Tineye is a service more than application but its very clever and very useful. Think of it as a backwards search engine for pictures. Instead of typing text to find something, you upload or pass a URL for a picture and Tineye will search the web for alternatives.
Regular paint in Windows has always been very basic, the gimp is an alternative image editor but I never got on with it. Paint.Net is a fully featured image and photo editor thats simple enough for a programmer to use but powerful enough to do what I need
For many years I’d been a paid member of the WinRaR fan club. I’ve now fully moved over to using 7-Zip as an alternative. Its open source, fast and lightweight.
For years it was a pain to save receipts, tenders, or CVs as .pdf but Cute PDF Writer makes it easy. Installed as a PDF printer you no longer have to mess about in Linux setting up a postscript printer to do the conversion. Select Print, choose Cute PDF Writer, save file. Fast and easy.
If you have used a mac and know about Spaces then you’ll love Dexpot. If not then imagine having 2, 4 or even 20 different desktops to work over! I use it having a development desktop, another desktop for email clients and a 3rd for testing or file management so each area is focused. Easy to switch between them as needed, de clutter your desktop.
I don’t buy many music CDs anymore preferring digital downloads or DI.fm streaming radio but if I must rip a CD to my PC Exact Audio Copy is the most accurate tool for job.
If you need to convert video files Handbrake is the perfect tool. It now supports the impressive x264 software library for H.264 / MPEG 4 video. Its also multi threaded where hardware allows so its fast.
Why Windows 7 doesn’t include a burning utility like ImgBurn already is unknown. If I had to guess its probably because ImgBurn is as good as it gets. Free and easy to use.
As a computing professional my old password management was awful. Now I’m much better, thanks in the main to KeePass. KeePass is a very good, open source password management system with some excellent community extensions. I urge you to try it and improve your password management.
TrueCrypt is another program should be built into Windows. TrueCrype is a open source disk encryption program. Very useful to fully encrypt the contents of your USB pen stick just incase.

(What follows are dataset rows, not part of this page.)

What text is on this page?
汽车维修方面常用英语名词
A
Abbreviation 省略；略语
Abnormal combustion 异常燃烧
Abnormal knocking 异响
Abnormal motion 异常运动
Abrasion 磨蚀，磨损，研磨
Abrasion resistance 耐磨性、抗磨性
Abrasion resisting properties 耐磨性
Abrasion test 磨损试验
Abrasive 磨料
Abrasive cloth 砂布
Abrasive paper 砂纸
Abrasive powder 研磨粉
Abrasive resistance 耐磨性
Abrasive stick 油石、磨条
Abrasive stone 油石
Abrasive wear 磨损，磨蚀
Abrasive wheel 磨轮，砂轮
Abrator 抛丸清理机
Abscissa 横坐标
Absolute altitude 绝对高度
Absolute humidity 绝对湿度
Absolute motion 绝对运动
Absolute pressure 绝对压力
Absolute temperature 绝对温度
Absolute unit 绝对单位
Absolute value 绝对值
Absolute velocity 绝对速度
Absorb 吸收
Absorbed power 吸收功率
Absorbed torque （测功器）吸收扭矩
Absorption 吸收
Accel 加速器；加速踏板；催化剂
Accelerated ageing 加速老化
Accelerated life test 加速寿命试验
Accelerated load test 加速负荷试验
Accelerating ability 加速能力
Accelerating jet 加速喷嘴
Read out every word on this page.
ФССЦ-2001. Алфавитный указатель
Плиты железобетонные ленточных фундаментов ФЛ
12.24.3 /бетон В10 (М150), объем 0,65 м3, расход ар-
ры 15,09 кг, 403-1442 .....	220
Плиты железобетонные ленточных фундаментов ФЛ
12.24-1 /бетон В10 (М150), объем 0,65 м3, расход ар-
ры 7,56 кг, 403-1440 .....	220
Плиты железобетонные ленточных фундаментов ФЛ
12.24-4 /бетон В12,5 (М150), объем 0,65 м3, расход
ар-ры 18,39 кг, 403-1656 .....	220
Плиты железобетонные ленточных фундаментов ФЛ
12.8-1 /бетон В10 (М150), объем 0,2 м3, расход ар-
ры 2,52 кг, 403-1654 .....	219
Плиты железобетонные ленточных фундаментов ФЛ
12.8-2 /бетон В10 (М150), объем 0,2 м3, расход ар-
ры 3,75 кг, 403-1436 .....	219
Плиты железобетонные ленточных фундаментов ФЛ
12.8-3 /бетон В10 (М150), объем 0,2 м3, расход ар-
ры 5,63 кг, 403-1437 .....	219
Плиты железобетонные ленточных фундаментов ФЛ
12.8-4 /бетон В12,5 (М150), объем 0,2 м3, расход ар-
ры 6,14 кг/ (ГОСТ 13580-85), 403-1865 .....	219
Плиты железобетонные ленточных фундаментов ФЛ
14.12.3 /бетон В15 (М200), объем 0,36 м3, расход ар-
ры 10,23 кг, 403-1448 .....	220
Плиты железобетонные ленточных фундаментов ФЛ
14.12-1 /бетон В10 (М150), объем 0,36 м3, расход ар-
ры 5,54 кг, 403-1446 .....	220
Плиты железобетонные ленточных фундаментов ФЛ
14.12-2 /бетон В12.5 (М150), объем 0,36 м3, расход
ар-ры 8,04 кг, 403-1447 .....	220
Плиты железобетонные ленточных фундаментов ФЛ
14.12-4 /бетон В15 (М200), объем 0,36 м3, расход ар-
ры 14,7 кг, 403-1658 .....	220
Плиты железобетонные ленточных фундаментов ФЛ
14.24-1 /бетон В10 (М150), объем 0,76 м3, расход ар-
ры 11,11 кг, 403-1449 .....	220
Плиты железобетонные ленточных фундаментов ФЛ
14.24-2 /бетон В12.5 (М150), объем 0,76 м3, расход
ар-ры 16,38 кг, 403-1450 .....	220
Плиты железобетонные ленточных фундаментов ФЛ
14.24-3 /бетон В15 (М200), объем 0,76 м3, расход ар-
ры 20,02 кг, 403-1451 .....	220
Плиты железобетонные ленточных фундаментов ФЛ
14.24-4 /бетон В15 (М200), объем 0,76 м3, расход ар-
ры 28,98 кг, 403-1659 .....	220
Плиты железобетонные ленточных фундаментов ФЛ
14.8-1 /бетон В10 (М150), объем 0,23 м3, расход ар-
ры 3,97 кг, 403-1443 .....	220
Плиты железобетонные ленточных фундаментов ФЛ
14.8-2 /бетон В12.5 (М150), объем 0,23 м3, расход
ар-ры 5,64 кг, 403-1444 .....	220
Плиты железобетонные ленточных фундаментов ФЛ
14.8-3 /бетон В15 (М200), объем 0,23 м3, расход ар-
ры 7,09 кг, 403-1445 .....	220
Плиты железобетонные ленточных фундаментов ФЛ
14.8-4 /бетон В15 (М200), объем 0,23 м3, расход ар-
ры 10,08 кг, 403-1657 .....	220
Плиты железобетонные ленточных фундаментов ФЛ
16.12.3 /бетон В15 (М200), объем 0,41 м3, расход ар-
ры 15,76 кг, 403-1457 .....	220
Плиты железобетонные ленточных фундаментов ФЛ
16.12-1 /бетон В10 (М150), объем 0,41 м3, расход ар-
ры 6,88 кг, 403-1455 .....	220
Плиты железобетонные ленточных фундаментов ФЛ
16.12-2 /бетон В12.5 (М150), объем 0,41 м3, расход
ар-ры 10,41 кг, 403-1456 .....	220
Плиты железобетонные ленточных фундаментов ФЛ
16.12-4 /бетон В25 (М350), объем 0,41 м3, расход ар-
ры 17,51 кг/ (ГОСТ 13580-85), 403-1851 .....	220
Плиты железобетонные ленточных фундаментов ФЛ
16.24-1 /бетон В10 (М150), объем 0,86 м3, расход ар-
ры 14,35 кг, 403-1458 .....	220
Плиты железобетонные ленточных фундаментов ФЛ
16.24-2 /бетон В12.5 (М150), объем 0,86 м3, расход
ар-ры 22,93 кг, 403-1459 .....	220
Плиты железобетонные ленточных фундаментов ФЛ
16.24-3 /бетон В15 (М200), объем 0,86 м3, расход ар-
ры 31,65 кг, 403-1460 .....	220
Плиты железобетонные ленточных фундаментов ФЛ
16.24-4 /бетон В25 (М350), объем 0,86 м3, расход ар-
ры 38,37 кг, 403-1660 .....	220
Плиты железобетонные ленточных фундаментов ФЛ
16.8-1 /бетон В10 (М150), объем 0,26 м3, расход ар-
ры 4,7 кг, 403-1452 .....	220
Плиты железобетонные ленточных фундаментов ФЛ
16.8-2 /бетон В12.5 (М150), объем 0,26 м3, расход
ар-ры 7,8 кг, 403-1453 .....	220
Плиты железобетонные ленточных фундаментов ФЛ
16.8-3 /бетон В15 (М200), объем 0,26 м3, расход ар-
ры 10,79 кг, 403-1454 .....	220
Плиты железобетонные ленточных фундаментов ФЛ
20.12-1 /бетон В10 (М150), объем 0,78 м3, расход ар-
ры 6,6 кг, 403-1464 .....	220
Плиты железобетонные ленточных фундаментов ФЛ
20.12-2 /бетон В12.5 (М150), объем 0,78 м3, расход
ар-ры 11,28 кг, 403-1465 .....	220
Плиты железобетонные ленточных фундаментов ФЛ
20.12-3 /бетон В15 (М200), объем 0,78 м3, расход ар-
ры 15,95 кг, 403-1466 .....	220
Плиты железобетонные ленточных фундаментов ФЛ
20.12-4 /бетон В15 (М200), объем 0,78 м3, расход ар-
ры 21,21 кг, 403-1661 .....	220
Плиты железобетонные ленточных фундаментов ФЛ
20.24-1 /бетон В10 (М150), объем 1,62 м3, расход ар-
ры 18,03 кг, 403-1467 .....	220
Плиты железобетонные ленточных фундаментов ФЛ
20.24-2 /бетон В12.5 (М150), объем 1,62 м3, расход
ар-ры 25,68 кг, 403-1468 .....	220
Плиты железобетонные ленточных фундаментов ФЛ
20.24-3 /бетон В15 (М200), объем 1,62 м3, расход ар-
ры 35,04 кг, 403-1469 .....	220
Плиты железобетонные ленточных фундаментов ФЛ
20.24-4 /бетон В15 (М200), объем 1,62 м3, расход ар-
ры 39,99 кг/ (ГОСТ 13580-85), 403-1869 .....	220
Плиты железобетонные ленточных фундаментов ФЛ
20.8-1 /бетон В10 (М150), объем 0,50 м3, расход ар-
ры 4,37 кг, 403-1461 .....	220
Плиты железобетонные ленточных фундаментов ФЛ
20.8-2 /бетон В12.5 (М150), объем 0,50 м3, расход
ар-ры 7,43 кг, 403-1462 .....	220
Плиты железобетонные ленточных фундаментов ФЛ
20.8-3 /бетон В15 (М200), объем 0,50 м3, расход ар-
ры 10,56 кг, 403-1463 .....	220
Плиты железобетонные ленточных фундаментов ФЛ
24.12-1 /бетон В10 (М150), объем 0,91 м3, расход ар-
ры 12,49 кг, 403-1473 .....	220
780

You don’t have to fully install it just run from a directory and even allows you to provide fake files if you are forced to reveal your password to an attacker!
There are many useful programs on the Internet, but you should always take care to protect yourself. SandboxIE allows you to do just that. It was originally intended to allow you to run your web browser in a safe environment where the browser could not affect the underlying operating system if attacked.
It has since been extended to allow you to run any program inside a safe sandbox environment, very useful for testing out what applications do when they install and easily removing them from your system without having to uninstall them.
I used to use Media Player Classic with several codec packs to enable the ability to play any video format out on the Internet but this was a pain and loaded a lot of filters and codec that I never used.
Media Player classic Home Cinema is based on Media Player Classic and has been extended to cope with the variety of formats on the Internet especially HD footage. I have never been a VLC fan preferring the lightweight of MPC-HC and the classic Media Player interface, they even do an x64 version.